Em Bienais de São Paulo da era do Museu à era dos curadores (1951-2001), Alambert e Canhête assinalam: “A volúpia anti-contemplativa da arte contemporânea havia chegado entre nós, justamente quando o ‘não me toques’ do regime político era mais forte e repressivo. Nessa Bienal, a interação entre arte e público chega a um patamar inédito na história da mostra – e possivelmente inédito na história de qualquer grande mostra desde então. Dias após a abertura, ‘não havia mais obras intactas na Bienal’: ‘e não se sabia se ali tinha havido um dia de maravilhosa festa ou uma feroz batalha de vândalos. O povo consagra a arte nova'”.


A Bienal do Boicote

Marcelo Nitsche, A Bolha. FOTO: © Autor não identificado

Pairava pelo Brasil um clima muito hostil, em especial em relação à produção artística, vista pelo governo autoritário como uma insurreição. A 10ª Bienal de São Paulo aconteceu em plena ditadura militar, no ano de 1969, meses depois do AI-5 ser instaurado no país. O decreto deste Ato Institucional acirrou uma série de perseguições políticas, além de marcar um momento de muita repressão e violência contra a oposição. Desta forma, cerca de 80% dos artistas convidados para a mostra se recusaram a participar da Bienal como forma de protestar contra o governo militar. Assim, ficou conhecida como a Bienal do Boicote.

“Foi iniciada uma campanha internacional para boicotar a X Bienal que chegou aos Estados Unidos, França, México, Holanda, Suécia e Argentina, conseguindo o apoio e a simpatia de muitos artistas consagrados para a causa. Talvez pela primeira vez um grande grupo de artistas plásticos tenha conseguido se organizar a ponto de colocar o governo militar na defensiva”, pontuam os autores de As Bienais de São Paulo da era do Museu à era dos curadores (1951-2001).

A psicodelia alucinógena e o exílio de Pedrosa


Rafael Canogar, ‘Los Revolucionarios’ [Os Revolucionários]. FOTO: Autor não identificado

Na edição seguinte à Bienal do Boicote, o cenário não foi muito diferente em relação à participação dos artistas. O evento foi boicotado mais uma vez para mostrar a insatisfação em relação aos rumos que o país estava tomando, cada vez com mais violência e mais repressão contra a oposição, um país com mortos e desaparecidos políticos. A tensão também se deu em razão do exílio de Mario Pedrosa, que foi diretor geral das edições de 1961 e 1963.
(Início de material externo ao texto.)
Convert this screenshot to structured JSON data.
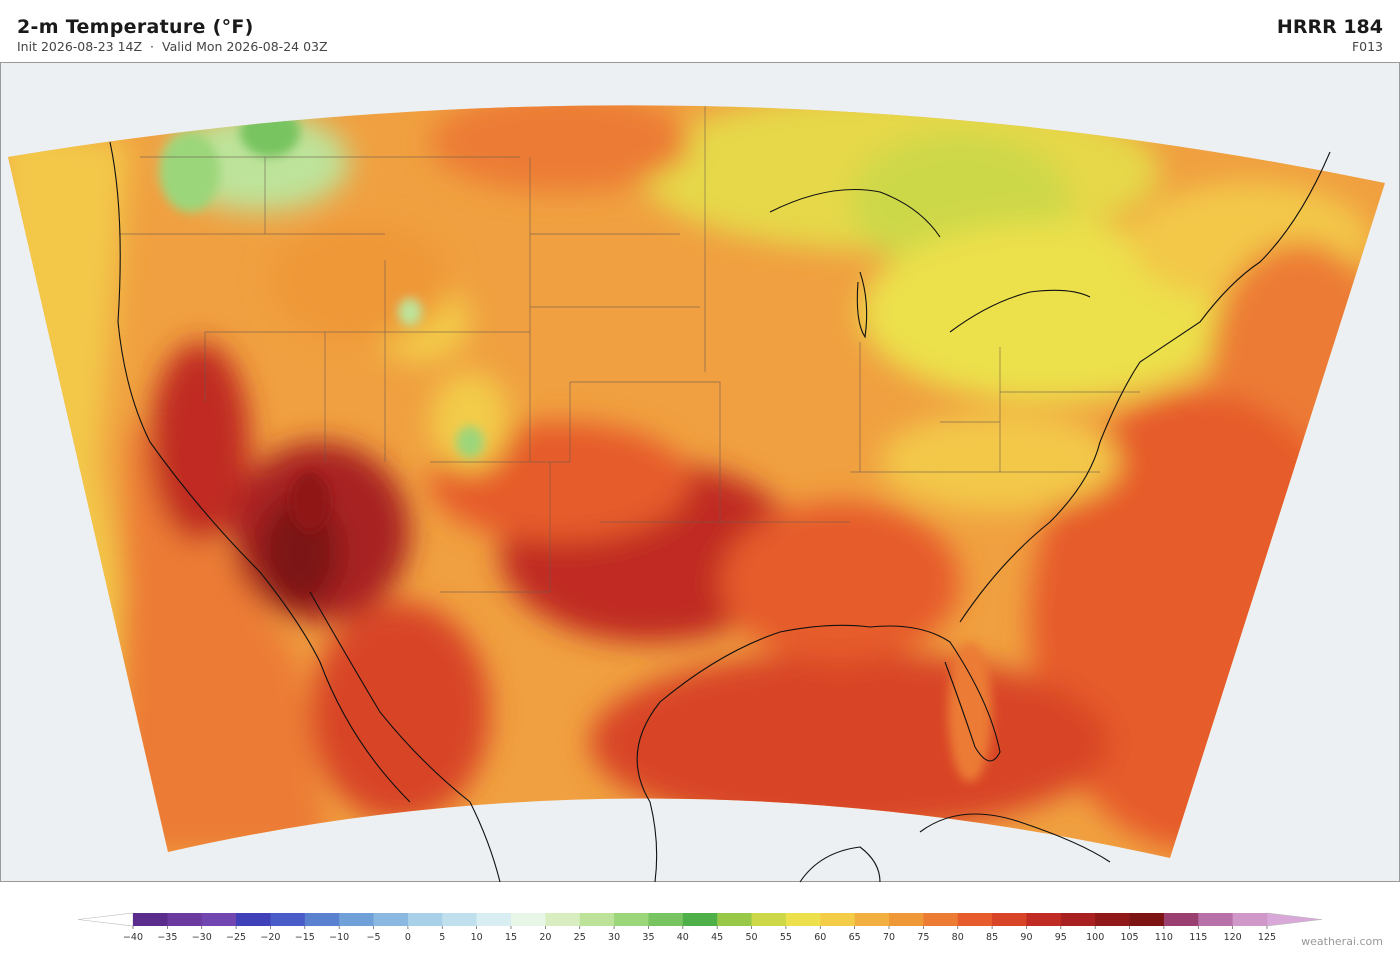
{
  "header": {
    "title": "2-m Temperature  (°F)",
    "init": "Init 2026-08-23 14Z",
    "separator": "·",
    "valid": "Valid Mon 2026-08-24 03Z",
    "model": "HRRR  184",
    "forecast_hour": "F013"
  },
  "colorbar": {
    "ticks": [
      {
        "value": -40,
        "label": "−40"
      },
      {
        "value": -35,
        "label": "−35"
      },
      {
        "value": -30,
        "label": "−30"
      },
      {
        "value": -25,
        "label": "−25"
      },
      {
        "value": -20,
        "label": "−20"
      },
      {
        "value": -15,
        "label": "−15"
      },
      {
        "value": -10,
        "label": "−10"
      },
      {
        "value": -5,
        "label": "−5"
      },
      0,
      5,
      10,
      15,
      20,
      25,
      30,
      35,
      40,
      45,
      50,
      55,
      60,
      65,
      70,
      75,
      80,
      85,
      90,
      95,
      100,
      105,
      110,
      115,
      120,
      125
    ],
    "colors": [
      "#5a2d8c",
      "#6a3a9e",
      "#7246b0",
      "#4040b8",
      "#4a5cc8",
      "#5a80d0",
      "#70a0d8",
      "#8ab8e0",
      "#a8d0e8",
      "#c0e0ee",
      "#d8eef2",
      "#e8f6e8",
      "#d8eec0",
      "#bde39a",
      "#9cd67a",
      "#78c460",
      "#4fb04a",
      "#98c848",
      "#cdd848",
      "#ece04c",
      "#f3cc48",
      "#f2b040",
      "#ef9838",
      "#ec7c34",
      "#e65c2c",
      "#d84428",
      "#c02c24",
      "#a82020",
      "#901818",
      "#7c1414",
      "#9a4070",
      "#b870a8",
      "#d098c8"
    ],
    "under_color": "#ffffff",
    "over_color": "#d8a8d8"
  },
  "watermark": "weatherai.com"
}
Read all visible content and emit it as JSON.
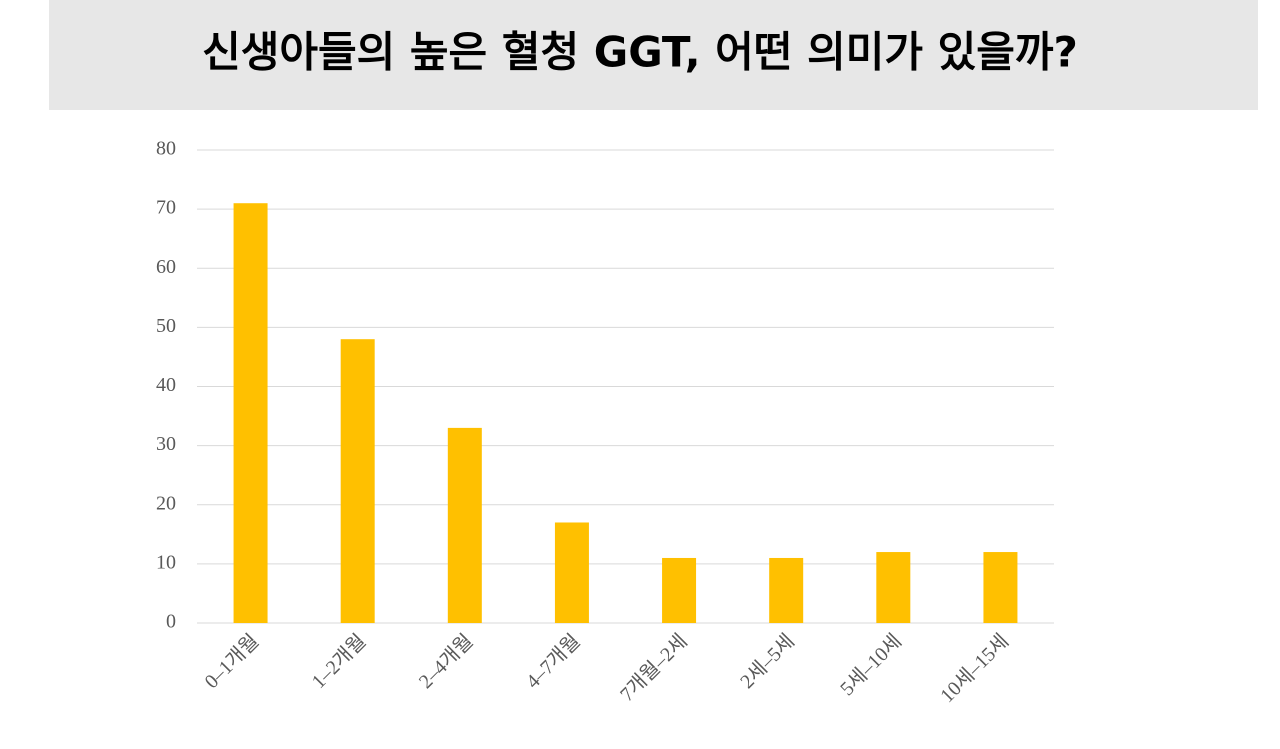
{
  "chart_data": {
    "type": "bar",
    "title": "신생아들의 높은 혈청 GGT, 어떤 의미가 있을까?",
    "categories": [
      "0–1개월",
      "1–2개월",
      "2–4개월",
      "4–7개월",
      "7개월–2세",
      "2세–5세",
      "5세–10세",
      "10세–15세"
    ],
    "values": [
      71,
      48,
      33,
      17,
      11,
      11,
      12,
      12
    ],
    "color": "#ffc000",
    "ylim": [
      0,
      80
    ],
    "yticks": [
      0,
      10,
      20,
      30,
      40,
      50,
      60,
      70,
      80
    ],
    "grid": true
  }
}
Foi uma Bienal também marcada pelas polêmicas que rondavam os estigmas em torno do movimento hippie, que efervescia bastante naqueles anos 70! A presença de obras do artista austríaco Arnulf Rainer representava um pouco desse momento, já que o artista produzia suas pinturas sob efeito de LSD. Isso porque, como escreveu Carl Unger no catálogo da edição, “por meio de experiências com drogas alucinógenas, novas formas pictóricas apareceram na obra de Rainer por volta de 1965. Surgem de seus desenhos psicodélicos e sinais. Dão também impulso às estruturas neo-fantásticas ou neo-mitológicas e, sobretudo, às formas fisiognomônicas. Seus desenhos caricaturais e, consequentemente seu traço realístico e as face-farsas conduzem ao grotesco, por meio do arremedo e da auto-reprodução irônica”.